Correlation Between Coherent and Fortive Corp
Can any of the company-specific risk be diversified away by investing in both Coherent and Fortive Corp at the same time? Although using a correlation coefficient on its own may not help to predict future stock returns, this module helps to understand the diversifiable risk of combining Coherent and Fortive Corp into the same portfolio, which is an essential part of the fundamental portfolio management process.
By analyzing existing cross correlation between Coherent and Fortive Corp, you can compare the effects of market volatilities on Coherent and Fortive Corp and check how they will diversify away market risk if combined in the same portfolio for a given time horizon. You can also utilize pair trading strategies of matching a long position in Coherent with a short position of Fortive Corp. Check out your portfolio center. Please also check ongoing floating volatility patterns of Coherent and Fortive Corp.
Diversification Opportunities for Coherent and Fortive Corp
0.55 | Correlation Coefficient |
Very weak diversification
The 3 months correlation between Coherent and Fortive is 0.55. Overlapping area represents the amount of risk that can be diversified away by holding Coherent and Fortive Corp in the same portfolio, assuming nothing else is changed. The correlation between historical prices or returns on Fortive Corp and Coherent is a relative statistical measure of the degree to which these equity instruments tend to move together. The correlation coefficient measures the extent to which returns on Coherent are associated (or correlated) with Fortive Corp. Values of the correlation coefficient range from -1 to +1, where. The correlation of zero (0) is possible when the price movement of Fortive Corp has no effect on the direction of Coherent i.e., Coherent and Fortive Corp go up and down completely randomly.
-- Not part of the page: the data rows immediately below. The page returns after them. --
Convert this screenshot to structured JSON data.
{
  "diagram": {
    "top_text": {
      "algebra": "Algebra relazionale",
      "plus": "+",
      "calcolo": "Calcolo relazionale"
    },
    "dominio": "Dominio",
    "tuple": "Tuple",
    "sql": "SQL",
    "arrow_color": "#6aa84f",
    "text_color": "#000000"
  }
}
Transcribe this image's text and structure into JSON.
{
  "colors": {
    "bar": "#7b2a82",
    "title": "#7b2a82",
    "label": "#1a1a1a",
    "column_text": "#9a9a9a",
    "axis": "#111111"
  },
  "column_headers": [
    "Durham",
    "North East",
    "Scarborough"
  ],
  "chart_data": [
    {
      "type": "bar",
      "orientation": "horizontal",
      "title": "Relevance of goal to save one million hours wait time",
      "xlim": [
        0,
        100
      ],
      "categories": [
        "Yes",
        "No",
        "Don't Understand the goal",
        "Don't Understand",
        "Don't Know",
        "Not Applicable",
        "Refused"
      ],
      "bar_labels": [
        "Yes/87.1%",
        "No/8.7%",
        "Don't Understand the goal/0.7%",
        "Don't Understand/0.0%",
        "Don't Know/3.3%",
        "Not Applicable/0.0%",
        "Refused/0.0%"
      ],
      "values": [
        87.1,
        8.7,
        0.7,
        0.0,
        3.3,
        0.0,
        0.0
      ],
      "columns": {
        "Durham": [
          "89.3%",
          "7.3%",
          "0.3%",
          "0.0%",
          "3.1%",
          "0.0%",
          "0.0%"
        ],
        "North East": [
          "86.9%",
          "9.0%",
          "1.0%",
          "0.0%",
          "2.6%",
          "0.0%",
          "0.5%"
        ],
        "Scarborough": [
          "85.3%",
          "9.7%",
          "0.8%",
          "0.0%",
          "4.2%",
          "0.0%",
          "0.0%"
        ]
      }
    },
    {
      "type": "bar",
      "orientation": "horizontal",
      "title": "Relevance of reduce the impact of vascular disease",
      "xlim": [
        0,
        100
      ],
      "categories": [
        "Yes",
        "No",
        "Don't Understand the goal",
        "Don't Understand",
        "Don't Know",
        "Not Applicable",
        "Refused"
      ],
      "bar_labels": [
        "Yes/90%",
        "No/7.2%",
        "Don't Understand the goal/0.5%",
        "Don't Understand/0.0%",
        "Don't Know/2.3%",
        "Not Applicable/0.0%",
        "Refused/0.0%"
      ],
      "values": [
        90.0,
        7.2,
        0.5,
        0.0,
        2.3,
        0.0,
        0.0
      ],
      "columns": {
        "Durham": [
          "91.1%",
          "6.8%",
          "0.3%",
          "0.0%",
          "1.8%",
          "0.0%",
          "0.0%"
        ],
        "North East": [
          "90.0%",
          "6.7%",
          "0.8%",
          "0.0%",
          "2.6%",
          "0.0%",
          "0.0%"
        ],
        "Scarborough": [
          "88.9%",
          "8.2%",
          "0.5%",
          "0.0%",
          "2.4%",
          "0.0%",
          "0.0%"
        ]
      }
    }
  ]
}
Pair Corralation between Coherent and Fortive Corp
Given the investment horizon of 90 days Coherent is expected to generate 2.6 times more return on investment than Fortive Corp. However, Coherent is 2.6 times more volatile than Fortive Corp. It trades about 0.14 of its potential returns per unit of risk. Fortive Corp is currently generating about 0.03 per unit of risk. If you would invest 5,903 in Coherent on August 24, 2024 and sell it today you would earn a total of 4,669 from holding Coherent or generate 79.1% return on investment over 90 days.
Time Period | 3 Months [change] |
Direction | Moves Together |
Strength | Weak |
Accuracy | 100.0% |
Values | Daily Returns |
Coherent vs. Fortive Corp
Performance |
Timeline |
Coherent |
Fortive Corp |
Coherent and Fortive Corp Volatility Contrast
Predicted Return Density |
Returns |
Pair Trading with Coherent and Fortive Corp
The main advantage of trading using opposite Coherent and Fortive Corp positions is that it hedges away some unsystematic risk. Because of two separate transactions, even if Coherent position performs unexpectedly, Fortive Corp can make up some of the losses. Pair trading also minimizes risk from directional movements in the market. For example, if an entire industry or sector drops because of unexpected headlines, the short position in Fortive Corp will offset losses from the drop in Fortive Corp's long position.Coherent vs. MKS Instruments | Coherent vs. IPG Photonics | Coherent vs. Cognex | Coherent vs. Lumentum Holdings |
Fortive Corp vs. Vishay Precision Group | Fortive Corp vs. Sensata Technologies Holding | Fortive Corp vs. Badger Meter | Fortive Corp vs. Trimble |
Check out your portfolio center.Note that this page's information should be used as a complementary analysis to find the right mix of equity instruments to add to your existing portfolios or create a brand new portfolio. You can also try the Pair Correlation module to compare performance and examine fundamental relationship between any two equity instruments.